A Touro University physician assistant trainee practices clinical skills.
New Mexico’s oral health: Ronnie Myers, dean of Touro’s College of Dental Medicine, said New Mexico had never had a dental school before the institution opened its doors.
“That brings up a whole set of issues … because it’s clearly known that people who go to school or are educated in an area are more likely to stay in that area when they’re done,” Myers said. “That’s truly written in the literature as far as residencies are concerned.”
Touro launched the state’s first dental school and clinic in Albuquerque to address one of the nation’s lowest dentist-to-resident ratios. Myers said the national average is about 61 dentists per 100,000 residents; in New Mexico, it’s about 42 per 100,000—and the state has seen a roughly 10 percent drop in dentists over the past decade.
“New Mexico is one of the highest Medicaid-population states in the U.S., so the number of underserved and underinsured is high,” Myers said. “The potential for people leaving because of reimbursement is high, especially given the debt of dental students.”

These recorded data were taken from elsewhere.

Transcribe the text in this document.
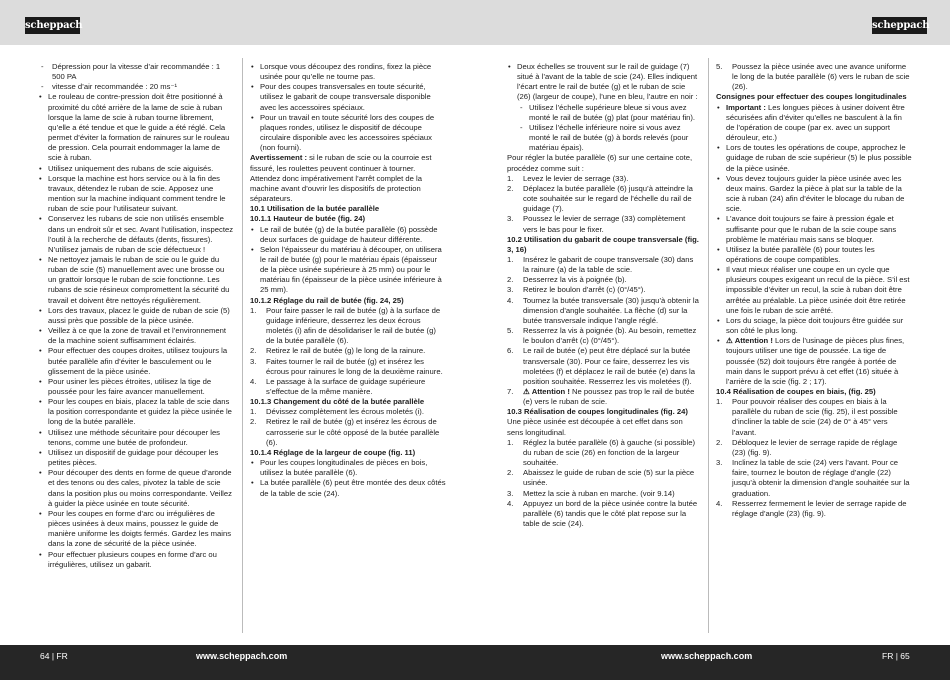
scheppach	scheppach
- Dépression pour la vitesse d’air recommandée : 1 500 PA
- vitesse d’air recommandée : 20 ms⁻¹
• Le rouleau de contre-pression doit être positionné à proximité du côté arrière de la lame de scie à ruban lorsque la lame de scie à ruban tourne librement, qu’elle a été tendue et que le guide a été réglé. Cela permet d’éviter la formation de rainures sur le rouleau de pression. Cela pourrait endommager la lame de scie à ruban.
• Utilisez uniquement des rubans de scie aiguisés.
• Lorsque la machine est hors service ou à la fin des travaux, détendez le ruban de scie. Apposez une mention sur la machine indiquant comment tendre le ruban de scie pour l’utilisateur suivant.
• Conservez les rubans de scie non utilisés ensemble dans un endroit sûr et sec. Avant l’utilisation, inspectez l’outil à la recherche de défauts (dents, fissures). N’utilisez jamais de ruban de scie défectueux !
• Ne nettoyez jamais le ruban de scie ou le guide du ruban de scie (5) manuellement avec une brosse ou un grattoir lorsque le ruban de scie fonctionne. Les rubans de scie résineux compromettent la sécurité du travail et doivent être nettoyés régulièrement.
• Lors des travaux, placez le guide de ruban de scie (5) aussi près que possible de la pièce usinée.
• Veillez à ce que la zone de travail et l’environnement de la machine soient suffisamment éclairés.
• Pour effectuer des coupes droites, utilisez toujours la butée parallèle afin d’éviter le basculement ou le glissement de la pièce usinée.
• Pour usiner les pièces étroites, utilisez la tige de poussée pour les faire avancer manuellement.
• Pour les coupes en biais, placez la table de scie dans la position correspondante et guidez la pièce usinée le long de la butée parallèle.
• Utilisez une méthode sécuritaire pour découper les tenons, comme une butée de profondeur.
• Utilisez un dispositif de guidage pour découper les petites pièces.
• Pour découper des dents en forme de queue d’aronde et des tenons ou des cales, pivotez la table de scie dans la position plus ou moins correspondante. Veillez à guider la pièce usinée en toute sécurité.
• Pour les coupes en forme d’arc ou irrégulières de pièces usinées à deux mains, poussez le guide de manière uniforme les doigts fermés. Gardez les mains dans la zone de sécurité de la pièce usinée.
• Pour effectuer plusieurs coupes en forme d’arc ou irrégulières, utilisez un gabarit.
• Lorsque vous découpez des rondins, fixez la pièce usinée pour qu’elle ne tourne pas.
• Pour des coupes transversales en toute sécurité, utilisez le gabarit de coupe transversale disponible avec les accessoires spéciaux.
• Pour un travail en toute sécurité lors des coupes de plaques rondes, utilisez le dispositif de découpe circulaire disponible avec les accessoires spéciaux (non fourni).

Avertissement : si le ruban de scie ou la courroie est fissuré, les roulettes peuvent continuer à tourner. Attendez donc impérativement l’arrêt complet de la machine avant d’ouvrir les dispositifs de protection séparateurs.

10.1 Utilisation de la butée parallèle

10.1.1 Hauteur de butée (fig. 24)

• Le rail de butée (g) de la butée parallèle (6) possède deux surfaces de guidage de hauteur différente.
• Selon l’épaisseur du matériau à découper, on utilisera le rail de butée (g) pour le matériau épais (épaisseur de la pièce usinée supérieure à 25 mm) ou pour le matériau fin (épaisseur de la pièce usinée inférieure à 25 mm).

10.1.2 Réglage du rail de butée (fig. 24, 25)

1. Pour faire passer le rail de butée (g) à la surface de guidage inférieure, desserrez les deux écrous moletés (i) afin de désolidariser le rail de butée (g) de la butée parallèle (6).
2. Retirez le rail de butée (g) le long de la rainure.
3. Faites tourner le rail de butée (g) et insérez les écrous pour rainures le long de la deuxième rainure.
4. Le passage à la surface de guidage supérieure s’effectue de la même manière.

10.1.3 Changement du côté de la butée parallèle

1. Dévissez complètement les écrous moletés (i).
2. Retirez le rail de butée (g) et insérez les écrous de carrosserie sur le côté opposé de la butée parallèle (6).

10.1.4 Réglage de la largeur de coupe (fig. 11)

• Pour les coupes longitudinales de pièces en bois, utilisez la butée parallèle (6).
• La butée parallèle (6) peut être montée des deux côtés de la table de scie (24).
• Deux échelles se trouvent sur le rail de guidage (7) situé à l’avant de la table de scie (24). Elles indiquent l’écart entre le rail de butée (g) et le ruban de scie (26) (largeur de coupe), l’une en bleu, l’autre en noir :
- Utilisez l’échelle supérieure bleue si vous avez monté le rail de butée (g) plat (pour matériau fin).
- Utilisez l’échelle inférieure noire si vous avez monté le rail de butée (g) à bords relevés (pour matériau épais).

Pour régler la butée parallèle (6) sur une certaine cote, procédez comme suit :

1. Levez le levier de serrage (33).
2. Déplacez la butée parallèle (6) jusqu’à atteindre la cote souhaitée sur le regard de l’échelle du rail de guidage (7).
3. Poussez le levier de serrage (33) complètement vers le bas pour le fixer.

10.2 Utilisation du gabarit de coupe transversale (fig. 3, 16)

1. Insérez le gabarit de coupe transversale (30) dans la rainure (a) de la table de scie.
2. Desserrez la vis à poignée (b).
3. Retirez le boulon d’arrêt (c) (0°/45°).
4. Tournez la butée transversale (30) jusqu’à obtenir la dimension d’angle souhaitée. La flèche (d) sur la butée transversale indique l’angle réglé.
5. Resserrez la vis à poignée (b). Au besoin, remettez le boulon d’arrêt (c) (0°/45°).
6. Le rail de butée (e) peut être déplacé sur la butée transversale (30). Pour ce faire, desserrez les vis moletées (f) et déplacez le rail de butée (e) dans la position souhaitée. Resserrez les vis moletées (f).
7. ⚠ Attention ! Ne poussez pas trop le rail de butée (e) vers le ruban de scie.

10.3 Réalisation de coupes longitudinales (fig. 24)

Une pièce usinée est découpée à cet effet dans son sens longitudinal.

1. Réglez la butée parallèle (6) à gauche (si possible) du ruban de scie (26) en fonction de la largeur souhaitée.
2. Abaissez le guide de ruban de scie (5) sur la pièce usinée.
3. Mettez la scie à ruban en marche. (voir 9.14)
4. Appuyez un bord de la pièce usinée contre la butée parallèle (6) tandis que le côté plat repose sur la table de scie (24).
5. Poussez la pièce usinée avec une avance uniforme le long de la butée parallèle (6) vers le ruban de scie (26).

Consignes pour effectuer des coupes longitudinales

• Important : Les longues pièces à usiner doivent être sécurisées afin d’éviter qu’elles ne basculent à la fin de l’opération de coupe (par ex. avec un support dérouleur, etc.)
• Lors de toutes les opérations de coupe, approchez le guidage de ruban de scie supérieur (5) le plus possible de la pièce usinée.
• Vous devez toujours guider la pièce usinée avec les deux mains. Gardez la pièce à plat sur la table de la scie à ruban (24) afin d’éviter le blocage du ruban de scie.
• L’avance doit toujours se faire à pression égale et suffisante pour que le ruban de la scie coupe sans problème le matériau mais sans se bloquer.
• Utilisez la butée parallèle (6) pour toutes les opérations de coupe compatibles.
• Il vaut mieux réaliser une coupe en un cycle que plusieurs coupes exigeant un recul de la pièce. S’il est impossible d’éviter un recul, la scie à ruban doit être arrêtée au préalable. La pièce usinée doit être retirée une fois le ruban de scie arrêté.
• Lors du sciage, la pièce doit toujours être guidée sur son côté le plus long.
• ⚠ Attention ! Lors de l’usinage de pièces plus fines, toujours utiliser une tige de poussée. La tige de poussée (52) doit toujours être rangée à portée de main dans le support prévu à cet effet (16) située à l’arrière de la scie (fig. 2 ; 17).

10.4 Réalisation de coupes en biais, (fig. 25)

1. Pour pouvoir réaliser des coupes en biais à la parallèle du ruban de scie (fig. 25), il est possible d’incliner la table de scie (24) de 0° à 45° vers l’avant.
2. Débloquez le levier de serrage rapide de réglage (23) (fig. 9).
3. Inclinez la table de scie (24) vers l’avant. Pour ce faire, tournez le bouton de réglage d’angle (22) jusqu’à obtenir la dimension d’angle souhaitée sur la graduation.
4. Resserrez fermement le levier de serrage rapide de réglage d’angle (23) (fig. 9).
64 | FR	www.scheppach.com	www.scheppach.com	FR | 65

The program focuses on recruiting students with ties to New Mexico and training them locally, while building a long-term dental workforce for rural and underserved areas in the state.
“They enjoy the area, and many of them have expressed the idea that this might not be a bad place to live and practice,” Myers said.
Keeping care local: Hendriksz said Touro’s training model is already showing results in retaining clinicians in rural communities.
“The most successful way to keep clinicians in rural, underserved areas is to recruit them from those areas,” Hendriksz said. “We’re seeing what the local workforce shortages are, and we’re reaching out to the high schools, middle schools and community colleges to help set up some of those pathways.”
She added that attacks on diversity, equity and inclusion have made it even more important to find ways to produce clinicians who look like the communities they’re serving.
“One of the best ways to do that is to bring people from those communities that are committed and invested in those communities, because it’s their family, it’s where they’re from,” Hendriksz said.
Myers agreed, adding that universities need to be willing to take those types of risks to improve their programs.
“You see a need, and you see something that you believe will increase health-care access and get students to understand what it means to be community players and so on—but if you don’t have the university to say, ‘This is something we want to do,’ well, you may not get to,” Myers said.
Ultimately, Myers said the early outcomes suggest that place-based recruitment and training can make a measurable difference in addressing provider shortages and improving local health care access.
“Whether it’s dentistry, whether it’s primary health care, whether it’s emergency care, I think it’s important to … expand what your footprint can be,” Myers said.
(This story has been updated to correct Tami Hendriksz’s title. She’s the dean and chief academic officer of Touro University California College of Osteopathic Medicine.)